Pedro Carvalho Oliveira
Professor substituto do Departamento de História da Universidade Estadual de Maringá (UEM)
Integrante do Laboratório de Estudos do Tempo Presente (LabTempo-UEM)
Exatamente cem anos após a ascensão do Partido Nacional Fascista (PNF) ao poder na Itália, Giorgia Meloni, representante do Fratelli d’Italia, se tornará premiê e governará o país. Os dois fatos são diferentes momentos da trajetória do fascismo, que não pode ser entendido como uma visão de mundo ou projeto de sociedade preso ao período que vai de 1922 ao fim da Segunda Guerra Mundial. Trata-se de um fenômeno ainda vivo, embora transformado para se adequar aos novos tempos mesmo que mantenha seu norte político: a ação violenta contra os “antípodas” da nação – ou seja, qualquer sujeito ou grupo social que não compartilhe os denominadores comuns que os qualificariam para tornarem-se membros da “verdadeira nação”, segundo a retórica fascista. Uma nação imaginada, cuja referência é o passado; um passado idílico, onde a harmonia era garantida pela concentração de poder em um césar; uma fantasia distante. Ao se voltarem à defesa das tradições, se opõem visceralmente a um mundo onde as relações sociais são cada vez mais marcadas pela multiplicidade de pensamentos.
No passado, Meloni atuou na ala jovem do Movimento Sociale Italiano-Destra Nazionale, criado por ex-integrantes do PNF para concorrerem às eleições após a reabertura da Itália à democracia. Com o fim do regime liderado por Benito Mussolini em 1943, o fascismo e suas diferentes versões foram criminalizados. Assim, os adeptos desse comportamento político, buscando fugir do estigma do radicalismo, se abrigaram em legendas partidárias para disputar espaços de poder na arena eleitoral democrática, sistema contra o qual lutaram. Trata-se, portanto, da continuidade do projeto fascista sob nova forma, buscando seu espaço em novos tempos. Meloni faz parte desse projeto e seu atual partido também: frequentemente, é classificado como uma organização pós-fascista, um eufemismo para insinuar o distanciamento entre o fascismo do presente e o do passado.
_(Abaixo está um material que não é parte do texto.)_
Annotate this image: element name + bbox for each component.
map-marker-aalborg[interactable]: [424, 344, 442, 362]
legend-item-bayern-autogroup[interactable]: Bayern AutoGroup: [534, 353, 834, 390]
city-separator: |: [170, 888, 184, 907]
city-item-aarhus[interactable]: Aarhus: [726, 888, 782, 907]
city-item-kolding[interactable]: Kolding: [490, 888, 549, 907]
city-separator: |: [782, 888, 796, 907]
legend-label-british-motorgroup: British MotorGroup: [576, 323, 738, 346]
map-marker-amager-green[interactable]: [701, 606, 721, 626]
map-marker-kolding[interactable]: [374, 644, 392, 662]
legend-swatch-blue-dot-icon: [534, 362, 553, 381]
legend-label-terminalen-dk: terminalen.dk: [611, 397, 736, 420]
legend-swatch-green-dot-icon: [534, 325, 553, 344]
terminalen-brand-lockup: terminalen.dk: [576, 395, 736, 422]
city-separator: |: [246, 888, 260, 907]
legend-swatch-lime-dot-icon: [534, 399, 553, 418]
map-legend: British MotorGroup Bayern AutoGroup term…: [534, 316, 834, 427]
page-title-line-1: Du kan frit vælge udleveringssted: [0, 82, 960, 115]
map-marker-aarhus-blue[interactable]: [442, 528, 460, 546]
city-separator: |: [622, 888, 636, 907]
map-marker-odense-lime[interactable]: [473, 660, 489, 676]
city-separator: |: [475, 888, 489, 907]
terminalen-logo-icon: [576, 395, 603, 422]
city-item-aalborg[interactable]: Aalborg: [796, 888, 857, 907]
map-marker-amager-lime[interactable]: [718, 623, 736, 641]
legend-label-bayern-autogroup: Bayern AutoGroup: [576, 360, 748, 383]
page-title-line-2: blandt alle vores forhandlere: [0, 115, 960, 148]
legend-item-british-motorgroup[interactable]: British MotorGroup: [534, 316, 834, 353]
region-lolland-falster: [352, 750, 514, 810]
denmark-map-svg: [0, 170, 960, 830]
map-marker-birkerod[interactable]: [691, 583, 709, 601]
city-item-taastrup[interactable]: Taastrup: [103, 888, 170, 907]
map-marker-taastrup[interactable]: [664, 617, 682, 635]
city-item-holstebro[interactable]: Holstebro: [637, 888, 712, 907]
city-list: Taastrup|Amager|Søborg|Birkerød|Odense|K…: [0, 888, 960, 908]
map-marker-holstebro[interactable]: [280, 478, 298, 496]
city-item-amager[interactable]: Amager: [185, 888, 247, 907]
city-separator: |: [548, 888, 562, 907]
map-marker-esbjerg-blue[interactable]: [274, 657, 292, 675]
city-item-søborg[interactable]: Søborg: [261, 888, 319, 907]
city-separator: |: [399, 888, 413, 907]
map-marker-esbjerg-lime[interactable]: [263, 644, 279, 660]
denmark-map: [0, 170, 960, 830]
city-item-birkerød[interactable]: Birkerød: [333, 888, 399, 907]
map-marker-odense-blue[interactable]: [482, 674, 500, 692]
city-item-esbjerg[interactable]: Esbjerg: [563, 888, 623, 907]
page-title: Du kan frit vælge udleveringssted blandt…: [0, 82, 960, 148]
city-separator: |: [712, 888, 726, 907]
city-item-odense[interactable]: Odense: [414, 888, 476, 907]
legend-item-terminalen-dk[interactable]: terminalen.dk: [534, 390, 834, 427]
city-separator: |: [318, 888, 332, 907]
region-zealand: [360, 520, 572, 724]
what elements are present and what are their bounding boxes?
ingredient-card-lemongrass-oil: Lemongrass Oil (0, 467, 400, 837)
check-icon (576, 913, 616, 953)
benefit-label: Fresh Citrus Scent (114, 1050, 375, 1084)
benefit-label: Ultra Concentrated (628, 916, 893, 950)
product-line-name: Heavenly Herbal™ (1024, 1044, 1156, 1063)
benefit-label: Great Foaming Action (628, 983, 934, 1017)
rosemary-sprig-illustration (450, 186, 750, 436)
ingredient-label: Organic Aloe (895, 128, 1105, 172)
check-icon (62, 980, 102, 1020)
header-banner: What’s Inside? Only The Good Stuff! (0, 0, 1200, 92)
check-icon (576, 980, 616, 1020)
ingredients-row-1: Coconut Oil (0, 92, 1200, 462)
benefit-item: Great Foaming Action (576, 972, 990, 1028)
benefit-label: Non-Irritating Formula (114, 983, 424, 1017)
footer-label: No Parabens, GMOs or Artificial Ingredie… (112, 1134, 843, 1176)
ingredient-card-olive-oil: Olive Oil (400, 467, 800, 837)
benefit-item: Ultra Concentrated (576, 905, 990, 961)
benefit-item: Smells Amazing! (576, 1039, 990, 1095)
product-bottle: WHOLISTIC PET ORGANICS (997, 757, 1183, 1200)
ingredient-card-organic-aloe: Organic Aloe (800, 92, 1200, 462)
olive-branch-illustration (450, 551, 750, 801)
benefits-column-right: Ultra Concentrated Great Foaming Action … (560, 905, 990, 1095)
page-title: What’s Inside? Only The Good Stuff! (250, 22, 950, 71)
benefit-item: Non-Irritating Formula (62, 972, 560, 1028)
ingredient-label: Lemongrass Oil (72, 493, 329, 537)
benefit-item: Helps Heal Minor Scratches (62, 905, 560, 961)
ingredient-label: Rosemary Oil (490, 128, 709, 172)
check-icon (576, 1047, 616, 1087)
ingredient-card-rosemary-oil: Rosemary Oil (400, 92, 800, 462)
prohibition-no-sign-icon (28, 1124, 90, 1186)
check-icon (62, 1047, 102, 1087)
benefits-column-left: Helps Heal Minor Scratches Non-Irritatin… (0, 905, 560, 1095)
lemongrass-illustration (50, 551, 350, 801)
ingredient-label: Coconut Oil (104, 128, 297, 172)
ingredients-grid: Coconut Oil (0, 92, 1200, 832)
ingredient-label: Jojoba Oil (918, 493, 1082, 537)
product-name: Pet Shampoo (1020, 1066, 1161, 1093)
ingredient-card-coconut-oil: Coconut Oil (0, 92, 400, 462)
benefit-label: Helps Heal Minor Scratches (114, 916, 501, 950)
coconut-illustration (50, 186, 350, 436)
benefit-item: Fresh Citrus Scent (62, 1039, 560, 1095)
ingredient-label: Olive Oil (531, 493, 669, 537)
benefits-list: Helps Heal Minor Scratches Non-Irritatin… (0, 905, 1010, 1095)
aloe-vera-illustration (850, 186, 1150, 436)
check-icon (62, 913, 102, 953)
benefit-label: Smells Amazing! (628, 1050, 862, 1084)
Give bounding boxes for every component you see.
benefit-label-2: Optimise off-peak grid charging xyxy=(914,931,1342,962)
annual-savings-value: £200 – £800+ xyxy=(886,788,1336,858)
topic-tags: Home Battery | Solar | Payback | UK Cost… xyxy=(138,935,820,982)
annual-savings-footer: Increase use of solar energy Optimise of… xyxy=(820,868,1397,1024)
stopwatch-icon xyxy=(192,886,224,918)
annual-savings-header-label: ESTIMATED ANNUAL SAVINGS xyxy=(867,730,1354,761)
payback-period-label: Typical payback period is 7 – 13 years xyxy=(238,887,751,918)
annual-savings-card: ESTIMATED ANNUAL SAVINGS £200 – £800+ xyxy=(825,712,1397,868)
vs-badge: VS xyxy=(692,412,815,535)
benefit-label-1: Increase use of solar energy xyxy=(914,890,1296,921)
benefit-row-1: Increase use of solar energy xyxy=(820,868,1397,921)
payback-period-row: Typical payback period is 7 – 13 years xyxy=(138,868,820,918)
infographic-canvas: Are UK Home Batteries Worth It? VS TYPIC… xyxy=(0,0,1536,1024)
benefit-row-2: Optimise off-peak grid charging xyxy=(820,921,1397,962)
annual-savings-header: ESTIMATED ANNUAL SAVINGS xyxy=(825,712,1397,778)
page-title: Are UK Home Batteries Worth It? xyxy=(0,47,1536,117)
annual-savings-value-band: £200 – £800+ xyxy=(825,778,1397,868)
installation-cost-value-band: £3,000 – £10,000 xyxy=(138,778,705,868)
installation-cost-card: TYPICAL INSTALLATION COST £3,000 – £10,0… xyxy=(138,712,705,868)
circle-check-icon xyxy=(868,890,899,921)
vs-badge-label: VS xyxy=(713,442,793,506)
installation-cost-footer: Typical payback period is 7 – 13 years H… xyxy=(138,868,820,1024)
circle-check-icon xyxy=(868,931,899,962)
O fascismo é uma ideia e, como tal, não desaparece tão facilmente. É modificada, se desenvolve, recua, mas se mantém viva quando interesses se conjugam para isso. Não há, portanto, um ressurgimento do fascismo, como muitos podem pensar. Não estamos a ver uma repetição do passado na Itália, mas a perpetuação dele, a sua persistência em nosso tempo. Como nos disse o historiador francês François Bédarida, os traumas do século XX se apresentam, muitas vezes, como um passado que insiste em permanecer vivo, assombrando nosso tempo e ameaçando o futuro. Nesse caso, trata-se de um trauma que não foi devidamente sanado anteriormente. A eleição de Meloni é um claro sintoma disso. O fato não apenas deixará militantes extremistas à vontade, uma vez que compartilham formas de pensar com a futura premiê – sobretudo em relação à presença de imigrantes pobres no país -, mas também tornará outros representantes da mesma alçada confiantes em suas agendas políticas. Com isso, faz a sua parte para a sobrevivência do fascismo.
O impacto da vitória de Meloni na Itália, alicerçada pela oferta de segurança e estabilidade por meio do autoritarismo e da ênfase na preservação da ancestralidade etnolingúistica, será sentido em outras partes do mundo. O aceno da futura premiê a Viktor Orbán, primeiro-ministro da Hungria, demonstra isso. Sinaliza para o fato de que o autoritarismo se interliga pela aproximação de interesses e pela defesa de visões sobre o futuro que são bastante comuns, independentemente do país, ganhando solidez ao passo que se dissemina. Em um mundo ainda sob os efeitos da crise internacional causada pela pandemia, é possível que outros líderes políticos tirem proveito da fragilidade e do medo de suas populações para alcançarem elevados patamares de governabilidade. O caso italiano é, portanto, um perigoso exemplo tanto para outros representantes políticos alinhados a projetos autoritários, quanto sobre a persistência do fascismo mesmo após cem anos.